Provinz wissen genau, was funktioniert. Mit diesem wertvollen Wissen kann man es unfassbar weit bringen – “Zorn und Liebe” ist ihr Versuch, nach den Sternen zu greifen.

Die Band, bestehend aus drei Cousins und einem Kumpel, die aus der namensgebenden Provinz im oberen Schwabenland kommt, findet früh ihren Groove, der Rest ist quasi ein Selbstläufer. Schmachtender Pop mit einem Hauch von Indie und einer Menge jugendlichem Pathos hievt sie auf immer größer werdende Bühnen. Äußerst gefühlvoll, provokant kitschig und ein bisschen nostalgisch – die Mixtur ist so simpel wie effektiv.

Der Höhepunkt der Reise bisher war das Debütalbum “Wir bauten uns Amerika” von 2020, mit dem das Quartett auf dieselben Ebenen zielt, auf denen Wohlfühl-Acts wie AnnenMayKantereit und – bis zu seinem öffentlichen Meltdown – Fynn Kliemann thronten.

Wie soll man das noch steigern? Die Devise für Provinz: Viel hilft viel. Die Band macht einfach weiter wie gehabt und gibt an jeder Ecke eben noch ein bisschen mehr als vorher. Darunter fällt etwa die Tatsache, dass der Sound noch ein Stück poppiger und stadion-gerechter wurde. Noch zugänglicher wollen die Songs sein, die Hooks sind widerwärtig eingängig und möchten bitte mit voller Inbrunst bei Konzerten mitgeschrien werden.

Kredibilität erhält das Album durch die Features: In “Betäub mich” revanchiert sich die Band bei Casper für ihren Gastauftritt auf seinem aktuellen Album “Alles war schön und nichts tat weh“, in der Single “Zorn und Liebe” ist Sängerin Nina Chuba zu hören, Danger Dan von der Antilopen Gang singt eine Strophe in der Über-Ballade “Unsere Bank”.

Wem es vorher nicht klar war, der merkt auf “Zorn und Liebe” schnell, für wen Provinz Musik machen: Ist man Anfang bis Mitte 20, lebt in einer Großstadt und hat durchgehend sowohl Fernweh, als auch Sehnsucht nach plakativen Gefühlsausdrücken, ist man mit großer Wahrscheinlichkeit Teil der Zielgruppe und möchte sich eventuell bald auch eine Textzeile tätowieren.

Es geht um Zweisamkeit, um gemeinsame Nächte, gemeinsames Rauchen, Knutschen, gemeinsames Erinnern.
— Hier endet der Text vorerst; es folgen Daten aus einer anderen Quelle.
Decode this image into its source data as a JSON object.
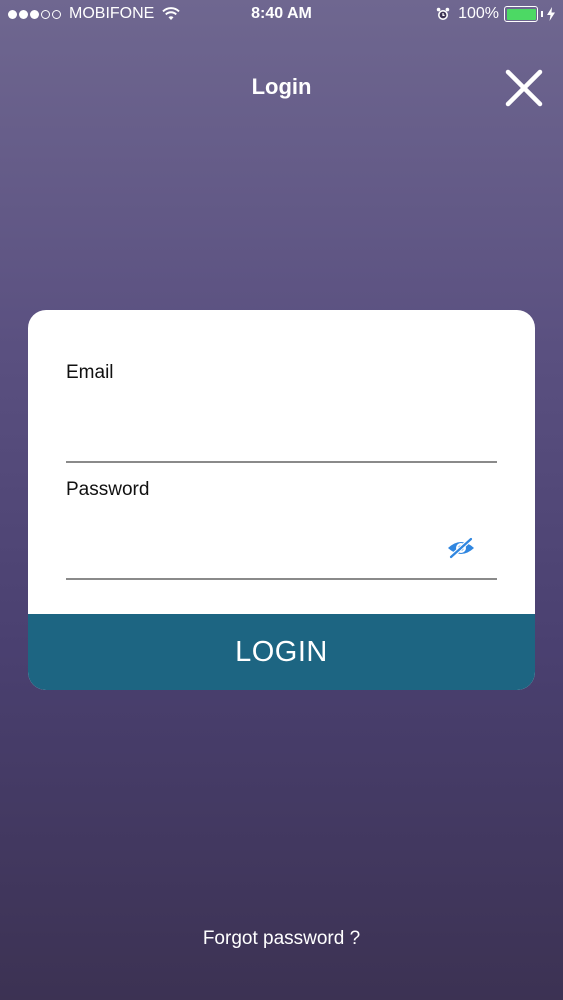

Provinz wollen jung und wild sein oder sich eben in diese jungen und wilden Zeiten zurückversetzen. Egal, ob es “Sara” oder “Aylin” ist – Hauptsache es geht um “Zwei Menschen”, die “17 für immer” oder “Weit weg” sein wollen. Das Phrasenschwein steht kurz vor der Überfüllung.

Provinz aktivieren große, einfache Emotionen mit großer, einfacher Musik. Es ist offensichtlich, dass die Band genau weiß, was sie sagen und wen sie damit ansprechen möchte – das funktioniert und erhebt die Schwaben zu einem noch heller leuchtenden Stern am deutschsprachigen Pop-Himmel.